I suspect our core troubles — just to start with, a five-year war, longer than the U.S. Civil War; a planet in sharp physical decline; a near-broken political system — result in part because we are not reading enough. As a nation, too many of us skim the froth on the roiling info-ocean, our thoughts commandeered by the constant bombardment of flickering images and scrolling texts. We don’t focus. “Attention must be paid,” but not enough people pay it. The signs are around us, but we ignore them.

Reading is the real conversation.

Make room in your life for reading. If you are not reading at least several hundred pages a week, in at least one sustained reading session, you are not reading enough. Push out something that doesn’t matter, and read. Because you matter, and reading matters.

Read fully and deeply. Read fiction and nonfiction and history and poetry. Read newspapers and magazines and books and everything else. Read for pleasure and read for education and read to simply read.

When you particularly like a book, read it again and again, marking it up (if it is yours to mark up) and making notes. Find more like it and read those as well. Read in grocery lines and waiting rooms. Use sudden stolen hours for reading. Read on weekend afternoons and on evenings when you would otherwise surf from channel to channel, looking for something “good to watch.” Dedicate a vacation day to reading.

Be an apostle for reading. Talk about books with your friends. Share books you love. Start a book group, or join one in progress. Write about your reading. Keep track of what you read and think critically about the direction of your reading.

Always have too many things to read. Fold library trips into as many activities as possible; even if you think you don’t “want” a book that day, pass through the new-book section or wander the stacks, and see if a book wants you. If you don’t live near a good library, buy cheap used books online and swap books with friends. Subscribe to good magazines and journals, and treat their arrival like the birth of a friend’s child: drop everything, and read.

Clear your brain of buzz; read. Chart your own course in life; read. Stick it to the Man, and read.
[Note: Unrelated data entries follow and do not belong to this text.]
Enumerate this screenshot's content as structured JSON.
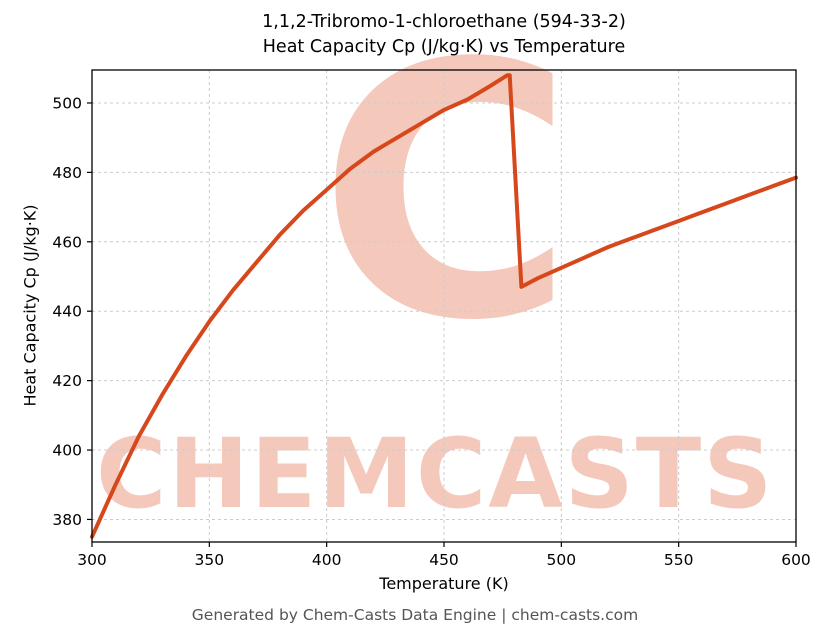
{
  "title": {
    "line1": "1,1,2-Tribromo-1-chloroethane (594-33-2)",
    "line2": "Heat Capacity Cp (J/kg·K) vs Temperature"
  },
  "watermark": {
    "letter": "C",
    "text": "CHEMCASTS"
  },
  "footer": "Generated by Chem-Casts Data Engine | chem-casts.com",
  "chart_data": {
    "type": "line",
    "title": "1,1,2-Tribromo-1-chloroethane (594-33-2) Heat Capacity Cp (J/kg·K) vs Temperature",
    "xlabel": "Temperature (K)",
    "ylabel": "Heat Capacity Cp (J/kg·K)",
    "xlim": [
      300,
      600
    ],
    "ylim": [
      373.5,
      509.5
    ],
    "xticks": [
      300,
      350,
      400,
      450,
      500,
      550,
      600
    ],
    "yticks": [
      380,
      400,
      420,
      440,
      460,
      480,
      500
    ],
    "grid": true,
    "grid_style": "dashed",
    "legend": "none",
    "line_color": "#d6481c",
    "line_width": 4,
    "series": [
      {
        "name": "Cp",
        "x": [
          300,
          310,
          320,
          330,
          340,
          350,
          360,
          370,
          380,
          390,
          400,
          410,
          420,
          430,
          440,
          450,
          460,
          470,
          477,
          478,
          483,
          490,
          500,
          510,
          520,
          530,
          540,
          550,
          560,
          570,
          580,
          590,
          600
        ],
        "y": [
          375,
          390,
          404,
          416,
          427,
          437,
          446,
          454,
          462,
          469,
          475,
          481,
          486,
          490,
          494,
          498,
          501,
          505,
          508,
          508,
          447,
          449.5,
          452.5,
          455.5,
          458.5,
          461,
          463.5,
          466,
          468.5,
          471,
          473.5,
          476,
          478.5
        ]
      }
    ]
  }
}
Read, read, read as if your life depended on it — because it does.

I’m tagging Roy Tennant (slick URL there, Roy — LJ spared no expense), Gypsy Librarian, Ocean in View, Lipstick Librarian, and Michael Golrick.

The original meme:

1. Post a picture from a source like FlickrCC or Flickr Creative Commons or make/take your own that captures what YOU are most passionate about for kids to learn about…and give your picture a short title.
2. Title your blog post “Meme: Passion Quilt” and link back to this blog entry.